Studio album by Blanco Brown
- Released: October 11, 2019
- Genre: Country rap; trap;
- Length: 33:01
- Label: TrailerTrapMusic; BBR;
- Producer: Abraham Abushmais; Bennie Amey III; Quintin Amey; Blanco "The Ear"; James Brabham; Isaiah Brown; Sam DiCesare; Ken Fambro; Corey Marquez Stephens; Liby Vongmanee; John Whitfield;

Blanco Brown chronology
| Blanco Brown (2019) | Honeysuckle & Lightning Bugs (2019) |  |

Singles from Honeysuckle & Lightning Bugs
- "The Git Up" Released: May 3, 2019;

= Honeysuckle & Lightning Bugs =

Honeysuckle & Lightning Bugs is the debut studio album by American rapper Blanco Brown, released on October 11, 2019, by TrailerTrapMusic and BMG Rights Management. It features the single "The Git Up" and all four tracks from his debut EP Blanco Brown (2019).

==Critical reception==
Rating it 1.5 out of 5 stars, Stephen Thomas Erlewine of AllMusic thought that the combination of country music and trap music elements made the album "sluggish" and "threadbare". He wrote in his review that the production choices "give the album a heavy, dour blandness that doesn't sit well with Brown's decision to signify his country roots by ratcheting up the sentimentality".

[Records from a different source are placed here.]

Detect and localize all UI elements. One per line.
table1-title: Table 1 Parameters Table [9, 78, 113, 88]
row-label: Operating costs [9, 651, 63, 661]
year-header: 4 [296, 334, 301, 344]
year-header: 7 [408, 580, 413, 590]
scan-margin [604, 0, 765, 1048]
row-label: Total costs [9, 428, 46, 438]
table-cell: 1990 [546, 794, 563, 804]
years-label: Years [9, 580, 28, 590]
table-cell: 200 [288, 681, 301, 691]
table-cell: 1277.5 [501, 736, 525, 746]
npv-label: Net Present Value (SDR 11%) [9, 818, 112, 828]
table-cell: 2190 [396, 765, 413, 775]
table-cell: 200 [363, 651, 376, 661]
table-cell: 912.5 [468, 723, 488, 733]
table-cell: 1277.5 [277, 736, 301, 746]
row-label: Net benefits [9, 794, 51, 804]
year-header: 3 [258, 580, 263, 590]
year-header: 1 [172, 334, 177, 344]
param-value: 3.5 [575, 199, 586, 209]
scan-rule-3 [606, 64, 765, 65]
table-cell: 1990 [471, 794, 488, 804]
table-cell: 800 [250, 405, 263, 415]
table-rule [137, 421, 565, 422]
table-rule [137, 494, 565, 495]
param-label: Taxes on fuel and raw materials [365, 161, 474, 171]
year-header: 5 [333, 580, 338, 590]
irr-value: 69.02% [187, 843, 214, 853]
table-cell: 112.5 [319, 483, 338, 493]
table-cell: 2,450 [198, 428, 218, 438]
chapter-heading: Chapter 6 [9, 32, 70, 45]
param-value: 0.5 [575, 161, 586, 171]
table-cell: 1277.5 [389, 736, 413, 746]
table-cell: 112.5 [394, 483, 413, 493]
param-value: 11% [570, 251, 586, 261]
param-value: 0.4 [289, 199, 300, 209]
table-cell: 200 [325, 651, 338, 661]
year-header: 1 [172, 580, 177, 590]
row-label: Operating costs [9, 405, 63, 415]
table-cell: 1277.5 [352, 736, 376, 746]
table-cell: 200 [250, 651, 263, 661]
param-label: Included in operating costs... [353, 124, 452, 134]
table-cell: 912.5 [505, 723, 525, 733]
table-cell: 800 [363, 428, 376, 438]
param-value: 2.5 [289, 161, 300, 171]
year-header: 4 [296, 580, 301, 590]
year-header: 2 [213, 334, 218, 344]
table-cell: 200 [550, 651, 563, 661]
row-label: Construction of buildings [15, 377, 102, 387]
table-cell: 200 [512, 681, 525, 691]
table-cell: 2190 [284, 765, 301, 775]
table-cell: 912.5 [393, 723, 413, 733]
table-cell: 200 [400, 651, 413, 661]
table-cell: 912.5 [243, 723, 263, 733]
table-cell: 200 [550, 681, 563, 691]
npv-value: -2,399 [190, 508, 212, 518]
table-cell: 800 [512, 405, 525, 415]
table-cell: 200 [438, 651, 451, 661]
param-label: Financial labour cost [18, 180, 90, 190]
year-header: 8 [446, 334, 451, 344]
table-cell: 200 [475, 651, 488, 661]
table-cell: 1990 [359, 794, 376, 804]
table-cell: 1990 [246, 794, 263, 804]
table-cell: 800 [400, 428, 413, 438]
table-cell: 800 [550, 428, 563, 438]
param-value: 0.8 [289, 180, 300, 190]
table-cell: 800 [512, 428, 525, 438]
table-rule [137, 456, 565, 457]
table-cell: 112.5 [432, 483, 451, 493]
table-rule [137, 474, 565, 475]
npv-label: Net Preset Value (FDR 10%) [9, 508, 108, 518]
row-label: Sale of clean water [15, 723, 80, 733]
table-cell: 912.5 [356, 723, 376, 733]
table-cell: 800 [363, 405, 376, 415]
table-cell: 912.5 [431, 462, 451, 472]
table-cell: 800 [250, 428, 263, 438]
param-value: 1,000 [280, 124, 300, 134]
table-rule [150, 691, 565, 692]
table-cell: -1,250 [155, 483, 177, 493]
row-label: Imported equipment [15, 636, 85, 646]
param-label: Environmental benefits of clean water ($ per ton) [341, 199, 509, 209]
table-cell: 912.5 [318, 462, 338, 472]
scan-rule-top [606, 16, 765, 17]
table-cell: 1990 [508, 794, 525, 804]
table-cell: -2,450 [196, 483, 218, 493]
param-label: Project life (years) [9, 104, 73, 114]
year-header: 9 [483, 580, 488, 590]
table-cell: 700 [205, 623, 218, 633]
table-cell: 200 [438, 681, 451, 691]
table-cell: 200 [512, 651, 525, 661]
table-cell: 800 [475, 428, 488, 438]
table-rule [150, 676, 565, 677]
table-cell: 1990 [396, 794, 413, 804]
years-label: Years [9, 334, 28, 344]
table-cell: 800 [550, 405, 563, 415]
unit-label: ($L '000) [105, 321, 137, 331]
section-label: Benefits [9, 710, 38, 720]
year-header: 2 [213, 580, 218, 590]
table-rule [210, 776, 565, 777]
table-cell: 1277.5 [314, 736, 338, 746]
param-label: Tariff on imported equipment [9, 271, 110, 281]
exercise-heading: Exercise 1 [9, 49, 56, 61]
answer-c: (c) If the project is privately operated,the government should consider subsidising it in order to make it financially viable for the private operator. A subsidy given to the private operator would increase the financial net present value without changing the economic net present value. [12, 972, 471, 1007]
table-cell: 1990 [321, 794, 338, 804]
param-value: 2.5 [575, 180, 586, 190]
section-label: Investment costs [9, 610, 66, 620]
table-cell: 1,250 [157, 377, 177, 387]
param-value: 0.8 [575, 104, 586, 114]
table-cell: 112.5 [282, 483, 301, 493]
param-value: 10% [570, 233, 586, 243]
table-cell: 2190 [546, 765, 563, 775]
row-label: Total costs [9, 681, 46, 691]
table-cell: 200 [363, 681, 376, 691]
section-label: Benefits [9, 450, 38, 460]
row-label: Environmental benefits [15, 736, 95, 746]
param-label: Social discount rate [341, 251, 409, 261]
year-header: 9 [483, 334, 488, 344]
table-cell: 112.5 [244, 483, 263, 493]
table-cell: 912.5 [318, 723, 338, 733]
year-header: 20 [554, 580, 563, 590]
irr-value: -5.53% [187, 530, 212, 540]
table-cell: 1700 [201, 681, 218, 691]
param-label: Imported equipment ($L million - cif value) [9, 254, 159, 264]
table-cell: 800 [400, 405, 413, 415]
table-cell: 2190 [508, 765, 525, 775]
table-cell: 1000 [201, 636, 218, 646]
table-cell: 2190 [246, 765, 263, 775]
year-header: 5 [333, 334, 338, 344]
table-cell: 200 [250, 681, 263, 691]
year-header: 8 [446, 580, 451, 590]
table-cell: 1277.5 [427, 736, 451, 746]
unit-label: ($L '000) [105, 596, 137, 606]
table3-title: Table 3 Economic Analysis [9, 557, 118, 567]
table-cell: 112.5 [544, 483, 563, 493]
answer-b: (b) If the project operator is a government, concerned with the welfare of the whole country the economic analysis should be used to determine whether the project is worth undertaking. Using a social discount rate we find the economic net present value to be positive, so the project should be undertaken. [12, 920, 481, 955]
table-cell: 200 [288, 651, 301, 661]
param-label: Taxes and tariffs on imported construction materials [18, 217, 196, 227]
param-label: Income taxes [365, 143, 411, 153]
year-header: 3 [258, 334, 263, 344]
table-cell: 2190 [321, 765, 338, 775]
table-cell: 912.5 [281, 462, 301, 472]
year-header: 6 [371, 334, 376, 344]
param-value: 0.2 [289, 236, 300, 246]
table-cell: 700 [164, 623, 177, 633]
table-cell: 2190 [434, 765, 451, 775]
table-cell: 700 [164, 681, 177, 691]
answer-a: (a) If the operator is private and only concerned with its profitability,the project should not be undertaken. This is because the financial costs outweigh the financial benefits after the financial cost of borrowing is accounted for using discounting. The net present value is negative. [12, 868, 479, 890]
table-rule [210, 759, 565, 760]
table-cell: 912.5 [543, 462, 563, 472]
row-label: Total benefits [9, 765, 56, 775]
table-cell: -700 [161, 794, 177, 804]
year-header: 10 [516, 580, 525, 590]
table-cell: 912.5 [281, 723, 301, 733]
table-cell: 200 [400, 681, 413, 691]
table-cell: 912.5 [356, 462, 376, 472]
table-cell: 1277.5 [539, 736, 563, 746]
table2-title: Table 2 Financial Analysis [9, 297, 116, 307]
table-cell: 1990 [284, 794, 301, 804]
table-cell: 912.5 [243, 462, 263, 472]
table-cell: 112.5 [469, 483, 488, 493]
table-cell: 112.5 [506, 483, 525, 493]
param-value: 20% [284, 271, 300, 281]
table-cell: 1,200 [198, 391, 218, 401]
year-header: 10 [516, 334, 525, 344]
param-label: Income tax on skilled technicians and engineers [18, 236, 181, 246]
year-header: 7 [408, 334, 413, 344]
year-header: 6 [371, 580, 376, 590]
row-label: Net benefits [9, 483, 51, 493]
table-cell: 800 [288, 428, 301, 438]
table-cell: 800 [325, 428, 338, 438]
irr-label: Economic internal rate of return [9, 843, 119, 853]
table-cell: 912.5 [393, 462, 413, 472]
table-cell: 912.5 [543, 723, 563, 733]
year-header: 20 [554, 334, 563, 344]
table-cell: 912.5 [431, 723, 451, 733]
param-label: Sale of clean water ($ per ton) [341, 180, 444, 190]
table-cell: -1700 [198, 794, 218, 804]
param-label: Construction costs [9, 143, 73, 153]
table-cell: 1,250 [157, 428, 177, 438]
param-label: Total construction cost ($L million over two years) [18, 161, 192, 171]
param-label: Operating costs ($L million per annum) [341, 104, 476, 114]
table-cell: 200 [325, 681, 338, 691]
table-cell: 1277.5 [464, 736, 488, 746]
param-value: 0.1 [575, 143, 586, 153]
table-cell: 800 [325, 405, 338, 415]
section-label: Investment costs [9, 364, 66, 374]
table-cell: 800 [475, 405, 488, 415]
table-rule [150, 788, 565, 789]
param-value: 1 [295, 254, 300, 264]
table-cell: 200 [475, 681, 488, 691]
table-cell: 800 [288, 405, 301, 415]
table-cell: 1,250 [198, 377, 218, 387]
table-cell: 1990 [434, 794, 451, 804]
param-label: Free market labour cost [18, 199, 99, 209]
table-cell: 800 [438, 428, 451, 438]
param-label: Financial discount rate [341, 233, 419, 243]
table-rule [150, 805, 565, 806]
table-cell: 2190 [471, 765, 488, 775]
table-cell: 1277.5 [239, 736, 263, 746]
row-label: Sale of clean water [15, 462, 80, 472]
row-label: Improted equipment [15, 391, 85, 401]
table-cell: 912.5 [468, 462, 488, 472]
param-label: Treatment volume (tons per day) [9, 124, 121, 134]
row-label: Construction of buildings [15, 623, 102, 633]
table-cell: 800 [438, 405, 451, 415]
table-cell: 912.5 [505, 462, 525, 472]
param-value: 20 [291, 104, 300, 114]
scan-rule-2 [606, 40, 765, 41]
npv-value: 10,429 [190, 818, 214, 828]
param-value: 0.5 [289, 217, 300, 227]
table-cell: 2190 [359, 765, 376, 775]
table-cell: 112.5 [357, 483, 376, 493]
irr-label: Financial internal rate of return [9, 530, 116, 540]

==Commercial performance==
The album debuted on Top Country Albums at No. 16, with 1,200 copies sold the first week. It has sold 4,100 copies in the United States as of January 2020.

==Track listing==

| No. | Title | Writer(s) | Length |
|---|---|---|---|
| 1. | "Temporary Insanity" | Bennie Amey III | 4:02 |
| 2. | "HeadNod" | Amey III, Sam DiCesare, Abraham Abushmais, Ken Fambro | 2:44 |
| 3. | "Funky Tonk" | Amey III, Bennie Amey Jr., Quintin Amey, James Brabham | 3:02 |
| 4. | "CountryTime" | Abushmais, Amey Jr., Amey III, DiCesare | 4:00 |
| 5. | "Georgia Power" | Amey III, Dominic Crawford, Isaiah Brown, John Whitfield | 3:43 |
| 6. | "Gemini (Damn Right)" | Amey III, Quintin Amey | 3:21 |
| 7. | "Ghett Ol Memories" | Amey III, Corey Marquez Stephens, Liby Vongmanee | 2:40 |
| 8. | "Don't Love Her" | Amey III, DiCesare | 2:51 |
| 9. | "Tn Whiskey" | Amey III | 3:18 |
| 10. | "The Git Up" | Amey III | 3:20 |
| Total length: |  |  | 33:01 |

==Charts==

| Chart (2019) | Peak position |
|---|---|
| Australian Digital Albums (ARIA) | 10 |
| Canadian Albums (Billboard) | 58 |
| US Billboard 200 | 130 |
| US Top Country Albums (Billboard) | 16 |

==Certifications==

| Region | Certification | Certified units/sales |
| New Zealand (RMNZ) | Gold | 7,500^{‡} |
| United States (RIAA) | Gold | 500,000^{‡} |
^{‡} Sales+streaming figures based on certification alone.